Rebney and his team saw to that by adding precautions to the early round of the tournament, such as banning elbows on the ground before the finals, to lessen the chance a fighter would be subjected to a laceration that would earn an athletic commission medical suspension. As a result, the tourneys have gone off without a hitch, as all the finalists in the upcoming lightweight, welterweight and middleweight tournaments completed a full slate of fights without the need to use a substitute.
ESPN has been happy enough with the show's ratings, which have averaged a 1.0, to order a second season. And the 2,500 or so fans on hand in Ontario enjoyed an action-packed night, which included one of the best short fights of the year as a bloody Diego Garijo rallied to submit Saad Awad. But will it be enough to make a go of it in the long term?
"We've done everything we can," said Rebney. "The fans will be the ones who ultimately decide."
Nick Moghaddam (4-3) def. Lamar Jiles (2-3), DQ (knee to downed fighter), 4:14 R3.
Jesse Juarez (14-4-1) def. Mikey Gomez, unanimous decision.

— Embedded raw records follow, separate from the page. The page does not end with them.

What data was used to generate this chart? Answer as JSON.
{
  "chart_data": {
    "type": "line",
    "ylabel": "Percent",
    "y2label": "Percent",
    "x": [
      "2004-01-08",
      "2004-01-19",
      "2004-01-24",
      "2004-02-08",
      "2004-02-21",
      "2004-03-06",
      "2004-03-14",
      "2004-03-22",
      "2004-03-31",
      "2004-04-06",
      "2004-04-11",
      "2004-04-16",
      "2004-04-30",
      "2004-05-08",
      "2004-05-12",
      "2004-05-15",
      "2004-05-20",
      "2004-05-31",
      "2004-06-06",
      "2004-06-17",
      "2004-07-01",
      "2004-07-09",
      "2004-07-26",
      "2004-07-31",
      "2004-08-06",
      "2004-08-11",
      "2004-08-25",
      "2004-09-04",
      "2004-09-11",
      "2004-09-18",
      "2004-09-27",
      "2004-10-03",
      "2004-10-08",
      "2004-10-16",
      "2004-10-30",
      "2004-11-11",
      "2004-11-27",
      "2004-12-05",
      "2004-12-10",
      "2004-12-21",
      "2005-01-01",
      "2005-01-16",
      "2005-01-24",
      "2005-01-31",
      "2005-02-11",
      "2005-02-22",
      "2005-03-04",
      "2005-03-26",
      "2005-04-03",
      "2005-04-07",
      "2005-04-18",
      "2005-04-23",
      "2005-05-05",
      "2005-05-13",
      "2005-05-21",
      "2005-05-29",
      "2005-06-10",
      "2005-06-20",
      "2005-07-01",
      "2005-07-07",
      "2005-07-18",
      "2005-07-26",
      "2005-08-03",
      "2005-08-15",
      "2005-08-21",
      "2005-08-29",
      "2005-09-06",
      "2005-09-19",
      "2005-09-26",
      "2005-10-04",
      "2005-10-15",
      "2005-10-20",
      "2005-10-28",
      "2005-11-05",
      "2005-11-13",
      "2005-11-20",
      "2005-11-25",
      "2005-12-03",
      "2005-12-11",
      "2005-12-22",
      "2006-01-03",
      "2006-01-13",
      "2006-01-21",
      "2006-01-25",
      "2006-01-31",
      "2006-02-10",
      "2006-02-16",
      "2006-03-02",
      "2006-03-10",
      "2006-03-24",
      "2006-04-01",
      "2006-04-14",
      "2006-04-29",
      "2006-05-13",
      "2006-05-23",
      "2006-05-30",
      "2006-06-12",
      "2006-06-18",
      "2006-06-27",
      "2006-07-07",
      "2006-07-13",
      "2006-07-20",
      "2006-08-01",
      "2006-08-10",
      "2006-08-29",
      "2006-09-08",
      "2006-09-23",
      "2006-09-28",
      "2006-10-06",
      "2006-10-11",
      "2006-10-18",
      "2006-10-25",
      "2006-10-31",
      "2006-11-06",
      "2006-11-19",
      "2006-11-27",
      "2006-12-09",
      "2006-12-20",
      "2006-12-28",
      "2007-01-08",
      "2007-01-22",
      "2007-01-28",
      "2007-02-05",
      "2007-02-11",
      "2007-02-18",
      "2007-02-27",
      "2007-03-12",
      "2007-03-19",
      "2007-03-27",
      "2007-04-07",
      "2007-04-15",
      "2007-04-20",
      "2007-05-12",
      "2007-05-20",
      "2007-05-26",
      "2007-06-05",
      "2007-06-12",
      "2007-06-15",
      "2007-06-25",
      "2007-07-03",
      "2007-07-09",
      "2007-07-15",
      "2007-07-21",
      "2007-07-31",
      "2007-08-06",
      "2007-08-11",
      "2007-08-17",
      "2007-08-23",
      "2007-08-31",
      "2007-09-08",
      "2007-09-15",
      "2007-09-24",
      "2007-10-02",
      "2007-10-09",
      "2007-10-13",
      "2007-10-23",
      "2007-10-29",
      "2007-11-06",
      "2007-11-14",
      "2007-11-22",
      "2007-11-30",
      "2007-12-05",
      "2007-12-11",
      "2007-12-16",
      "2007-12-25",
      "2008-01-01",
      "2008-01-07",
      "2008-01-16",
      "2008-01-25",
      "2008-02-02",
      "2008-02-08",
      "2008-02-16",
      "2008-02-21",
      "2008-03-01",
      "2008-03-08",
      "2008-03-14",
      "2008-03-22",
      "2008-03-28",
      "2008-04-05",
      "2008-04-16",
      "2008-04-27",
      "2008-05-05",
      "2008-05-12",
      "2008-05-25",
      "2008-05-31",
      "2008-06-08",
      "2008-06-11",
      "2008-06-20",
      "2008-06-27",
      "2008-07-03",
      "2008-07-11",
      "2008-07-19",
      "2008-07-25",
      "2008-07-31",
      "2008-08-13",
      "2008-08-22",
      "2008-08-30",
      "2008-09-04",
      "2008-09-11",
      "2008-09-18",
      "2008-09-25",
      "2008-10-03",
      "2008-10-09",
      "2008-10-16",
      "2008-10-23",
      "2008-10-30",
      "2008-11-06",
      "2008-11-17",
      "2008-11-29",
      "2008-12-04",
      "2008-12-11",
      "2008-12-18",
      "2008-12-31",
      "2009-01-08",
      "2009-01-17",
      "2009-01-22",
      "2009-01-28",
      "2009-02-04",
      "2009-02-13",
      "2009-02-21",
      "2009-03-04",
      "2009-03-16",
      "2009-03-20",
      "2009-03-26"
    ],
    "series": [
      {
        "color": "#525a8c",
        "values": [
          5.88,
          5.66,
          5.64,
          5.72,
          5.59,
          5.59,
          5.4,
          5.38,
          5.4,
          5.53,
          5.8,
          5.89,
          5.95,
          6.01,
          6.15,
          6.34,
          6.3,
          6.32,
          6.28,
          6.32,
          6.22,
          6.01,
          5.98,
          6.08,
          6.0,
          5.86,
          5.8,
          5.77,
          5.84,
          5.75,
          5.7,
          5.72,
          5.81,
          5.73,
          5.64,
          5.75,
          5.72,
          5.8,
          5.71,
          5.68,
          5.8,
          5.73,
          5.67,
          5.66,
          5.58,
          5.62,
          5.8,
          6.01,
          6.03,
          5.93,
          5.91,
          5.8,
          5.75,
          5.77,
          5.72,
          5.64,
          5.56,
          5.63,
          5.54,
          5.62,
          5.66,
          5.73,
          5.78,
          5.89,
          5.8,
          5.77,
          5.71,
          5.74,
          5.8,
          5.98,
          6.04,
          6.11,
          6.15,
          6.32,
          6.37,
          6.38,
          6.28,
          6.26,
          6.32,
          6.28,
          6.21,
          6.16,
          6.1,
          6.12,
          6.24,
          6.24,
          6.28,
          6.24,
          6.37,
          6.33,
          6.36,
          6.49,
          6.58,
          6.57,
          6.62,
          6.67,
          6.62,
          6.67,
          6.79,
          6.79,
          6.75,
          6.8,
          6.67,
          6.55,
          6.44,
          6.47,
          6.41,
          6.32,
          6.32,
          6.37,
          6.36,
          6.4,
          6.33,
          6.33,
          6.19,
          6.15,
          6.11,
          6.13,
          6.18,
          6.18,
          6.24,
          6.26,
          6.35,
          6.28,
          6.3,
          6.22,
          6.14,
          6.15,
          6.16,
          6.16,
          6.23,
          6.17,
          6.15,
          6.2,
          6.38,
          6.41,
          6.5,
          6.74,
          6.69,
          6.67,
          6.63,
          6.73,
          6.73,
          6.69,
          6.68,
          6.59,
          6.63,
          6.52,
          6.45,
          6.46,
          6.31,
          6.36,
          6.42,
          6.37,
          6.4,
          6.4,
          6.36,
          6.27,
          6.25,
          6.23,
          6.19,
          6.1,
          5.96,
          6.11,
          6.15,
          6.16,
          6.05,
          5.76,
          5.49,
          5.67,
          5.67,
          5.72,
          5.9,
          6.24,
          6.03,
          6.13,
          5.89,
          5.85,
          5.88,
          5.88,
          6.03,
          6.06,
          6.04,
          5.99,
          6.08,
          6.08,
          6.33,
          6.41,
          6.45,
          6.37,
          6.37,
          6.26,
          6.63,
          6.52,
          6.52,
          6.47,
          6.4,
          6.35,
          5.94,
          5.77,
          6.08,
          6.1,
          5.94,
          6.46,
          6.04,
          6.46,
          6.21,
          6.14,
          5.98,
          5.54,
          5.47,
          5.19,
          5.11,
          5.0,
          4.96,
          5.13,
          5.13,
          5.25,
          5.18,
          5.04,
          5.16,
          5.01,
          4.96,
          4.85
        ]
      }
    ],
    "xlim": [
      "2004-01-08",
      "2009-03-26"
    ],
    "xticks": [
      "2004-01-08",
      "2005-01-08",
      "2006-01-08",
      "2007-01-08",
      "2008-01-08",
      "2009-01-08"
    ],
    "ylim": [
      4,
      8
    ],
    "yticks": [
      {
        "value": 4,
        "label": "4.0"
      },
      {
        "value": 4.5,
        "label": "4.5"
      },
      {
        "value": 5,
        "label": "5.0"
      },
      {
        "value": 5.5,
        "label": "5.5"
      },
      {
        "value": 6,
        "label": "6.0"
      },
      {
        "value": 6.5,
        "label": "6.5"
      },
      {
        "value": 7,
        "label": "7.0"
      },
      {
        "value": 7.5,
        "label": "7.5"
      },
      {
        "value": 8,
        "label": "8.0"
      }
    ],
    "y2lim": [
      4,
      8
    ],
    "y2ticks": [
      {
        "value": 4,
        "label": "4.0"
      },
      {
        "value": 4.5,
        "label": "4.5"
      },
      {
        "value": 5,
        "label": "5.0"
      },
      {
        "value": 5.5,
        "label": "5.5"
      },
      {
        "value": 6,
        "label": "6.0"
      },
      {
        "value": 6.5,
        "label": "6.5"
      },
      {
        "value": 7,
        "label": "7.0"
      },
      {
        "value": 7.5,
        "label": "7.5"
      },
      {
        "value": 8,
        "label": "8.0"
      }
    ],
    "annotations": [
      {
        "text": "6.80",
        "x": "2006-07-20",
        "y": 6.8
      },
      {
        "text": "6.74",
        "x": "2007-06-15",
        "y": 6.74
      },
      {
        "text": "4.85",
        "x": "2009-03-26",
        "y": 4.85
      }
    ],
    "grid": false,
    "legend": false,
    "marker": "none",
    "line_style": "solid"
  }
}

Travis Browne (5-0) def. Mychal Clark (6-8), unanimous decision
Israel Giron (10-1) def. Phil Brown, submission (rear naked choke), 2;42 R1.
Diego Garijo (4-1) def. Saad Awad (7-3), submission (rear naked choke), 4:45 R1.
Bryan Baker (10-1) def. Matt Horwich (22-13-1), unanimous decision
Wilson Reis (8-1) def. Roberto Vargas (6-1), split decision.
Bellator featherweight championship: Joe Soto def. Yahir Reyes, submission (rear naked choke), 4:11 R2 (Soto becomes first champion).